In this paper, we aim for an automatic extraction of information from ELN protocols in order to transfer them into a semantic representation that documents the produced research data. For this purpose, we employ the documentation of Calcium imaging (Ca-imaging) experiments, originally proposed by Staehlke et al. [7], as a running example. In particular, we use ELN protocols that document the conduction of Ca-imaging experiments in order to: (i) demonstrate the feasibility of manually transferring an ELN protocol into a semantic representation encoding the provenance of research data, (ii) automate the information extraction and modelling by exploiting the structure of an ELN protocol by means of a structure-based approach, and (iii) evaluate the proposed method by answering provenance questions from the resulting bundle of research data and the corresponding semantic model.

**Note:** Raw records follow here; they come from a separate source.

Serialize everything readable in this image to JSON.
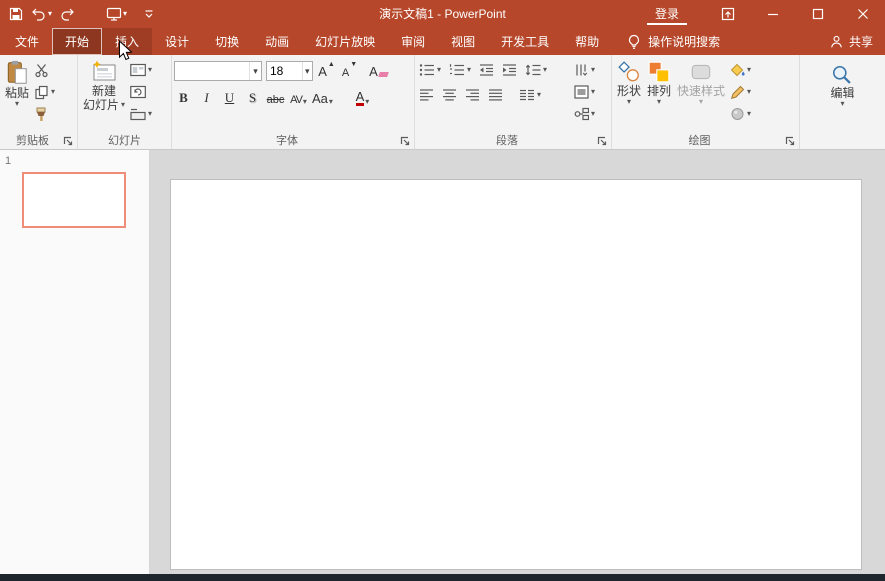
{
  "window": {
    "title": "演示文稿1 - PowerPoint",
    "signin_label": "登录"
  },
  "tabs": [
    {
      "label": "文件",
      "state": "file"
    },
    {
      "label": "开始",
      "state": "active"
    },
    {
      "label": "插入",
      "state": "hover"
    },
    {
      "label": "设计",
      "state": "normal"
    },
    {
      "label": "切换",
      "state": "normal"
    },
    {
      "label": "动画",
      "state": "normal"
    },
    {
      "label": "幻灯片放映",
      "state": "normal"
    },
    {
      "label": "审阅",
      "state": "normal"
    },
    {
      "label": "视图",
      "state": "normal"
    },
    {
      "label": "开发工具",
      "state": "normal"
    },
    {
      "label": "帮助",
      "state": "normal"
    }
  ],
  "tell_me_label": "操作说明搜索",
  "share_label": "共享",
  "ribbon": {
    "clipboard": {
      "group_label": "剪贴板",
      "paste_label": "粘贴"
    },
    "slides": {
      "group_label": "幻灯片",
      "new_slide_line1": "新建",
      "new_slide_line2": "幻灯片"
    },
    "font": {
      "group_label": "字体",
      "font_name_value": "",
      "font_size_value": "18",
      "increase_label": "A",
      "decrease_label": "A",
      "clear_label": "A",
      "bold_label": "B",
      "italic_label": "I",
      "underline_label": "U",
      "shadow_label": "S",
      "strikethrough_label": "abc",
      "char_spacing_label": "AV",
      "change_case_label": "Aa",
      "font_color_label": "A"
    },
    "paragraph": {
      "group_label": "段落"
    },
    "drawing": {
      "group_label": "绘图",
      "shapes_label": "形状",
      "arrange_label": "排列",
      "quick_styles_label": "快速样式"
    },
    "editing": {
      "button_label": "编辑"
    }
  },
  "slides_panel": {
    "slide_number": "1"
  },
  "colors": {
    "titlebar": "#B7472A",
    "ribbon_bg": "#F3F3F3",
    "canvas_bg": "#D8D8D8",
    "selected_slide_border": "#EE8E79",
    "bottom_bar": "#20262E",
    "font_color_indicator": "#C00000"
  }
}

Here, the term "ELN protocol" refers to the actual documentation of the wet lab experiment within an ELN and is different from the term "protocol templates," which are used to encode instructions to be performed in order to conduct particular procedures or be published at protocols.io. While those protocol templates do encode a list of abstract instructions, they do not necessarily reflect particular research data, nor instrumentation, parameters, or other aspects to the execution-specific information. ELN protocols, in contrast, represent the documentation of the actual experiment, and the contained information is thus necessary to understand how the resulting research data was generated. This includes manufacturer-specific information about resources used in the experiment such as lot numbers.[a] Furthermore, passage numbers of the resources, the times when an activity was conducted, and the parameters used in a device, as well as the research data and the researchers conducting the experiment, are information specific to a particular experiment. Figure 1 illustrates the differences by providing an example for an ELN protocol and a protocol template.
|
The work presented here is based on a preliminary investigation regarding the effectiveness of manually modeling ELN protocols by use of ontologies. [8] Here, we extend this preliminary work by discussing the potential of automatic information extraction from ELN protocols by employing structural information and discussing the differences and implications of both approaches. Moreover, while the previous work only sketched the semantic representation of the wet lab experiments, here, we focus on the generation of ready-to-publish research data bundles, including the semantic description of the origin of the research data.
Use case
To demonstrate the feasibility of the proposed approach, a typical wet lab investigation was chosen as a use case. In the following, we introduce the use case and derive questions regarding the provenance of the corresponding research data.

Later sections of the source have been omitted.